Water Demand Maximization: Quick Recovery of Nonlinear Physics Solutions
Sai Krishna Kanth Hari, Russell Bent
TL;DR
The paper tackles the challenge of determining maximum feasible water demand in water distribution networks, cast as a nonconvex MINLP due to nonlinear hydraulics and discrete decisions. It introduces a robust recovery framework that derives feasible MINLP solutions from MILP relaxations with arbitrary partition granularity, by combining neighborhood search with iterative partition refinement and a tie-breaking MILP. The approach yields a sequence of improving feasible solutions, often matching or approaching global optima much faster than direct MINLP solves or spatial branch-and-bound, especially on larger networks where exact methods struggle. This has practical impact for rapid, reliable planning and operation of water networks, and the framework is broadly applicable to other infrastructure optimization problems governed by nonlinear physics and discrete decisions.
Abstract
Determining the maximum demand a water distribution network can satisfy is crucial for ensuring reliable supply and planning network expansion. This problem, typically formulated as a mixed-integer nonlinear program (MINLP), is computationally challenging.
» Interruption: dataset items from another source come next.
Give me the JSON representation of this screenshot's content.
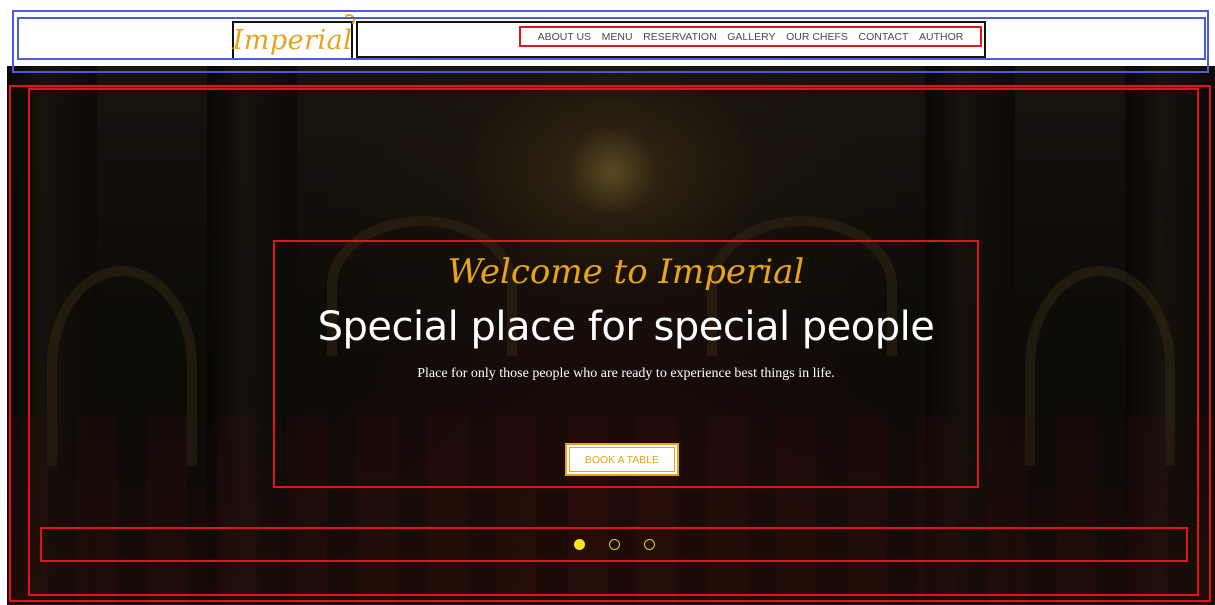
{
  "header": {
    "logo": "Imperial",
    "nav": [
      {
        "label": "ABOUT US"
      },
      {
        "label": "MENU"
      },
      {
        "label": "RESERVATION"
      },
      {
        "label": "GALLERY"
      },
      {
        "label": "OUR CHEFS"
      },
      {
        "label": "CONTACT"
      },
      {
        "label": "AUTHOR"
      }
    ]
  },
  "hero": {
    "welcome": "Welcome to Imperial",
    "headline": "Special place for special people",
    "subtitle": "Place for only those people who are ready to experience best things in life.",
    "cta_label": "BOOK A TABLE",
    "slides": {
      "count": 3,
      "active": 1
    }
  },
  "colors": {
    "accent_gold": "#e8a319",
    "indicator_yellow": "#f5e31c",
    "annotation_red": "#e0141e",
    "annotation_blue": "#4a5bd4"
  }
}
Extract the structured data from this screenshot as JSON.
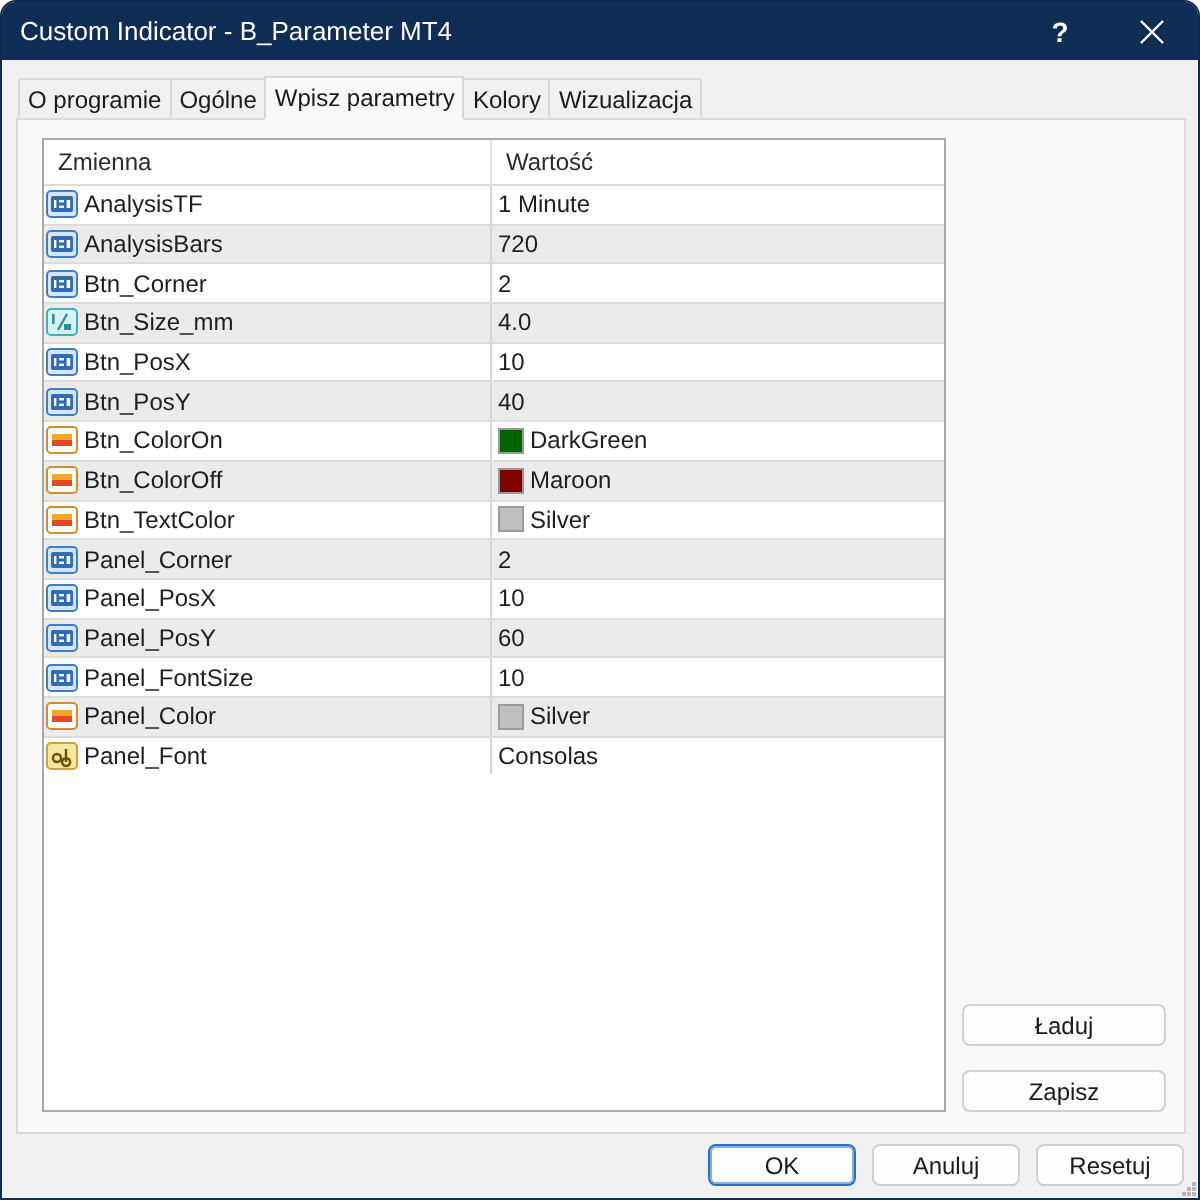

A common strategy to address this challenge is to solve mixed-integer linear program (MILP) relaxations derived by partitioning variable domains and constructing linear over- and under-estimators to nonlinear constraints over each partition. While MILP relaxations are easier to solve up to a modest level of partitioning, their solutions often violate nonlinear water flow physics. Thus, recovering feasible MINLP solutions from the MILP relaxations is crucial for enhancing MILP-based approaches. In this paper, we propose a robust solution recovery method that efficiently computes feasible MINLP solutions from MILP relaxations, regardless of partition granularity. Combined with iterative partition refinement, our method generates a sequence of feasible solutions that progressively approach the optimum. Through extensive numerical experiments, we demonstrate that our method outperforms baseline methods and direct MINLP solves by consistently recovering high-quality feasible solutions with significantly reduced computation times.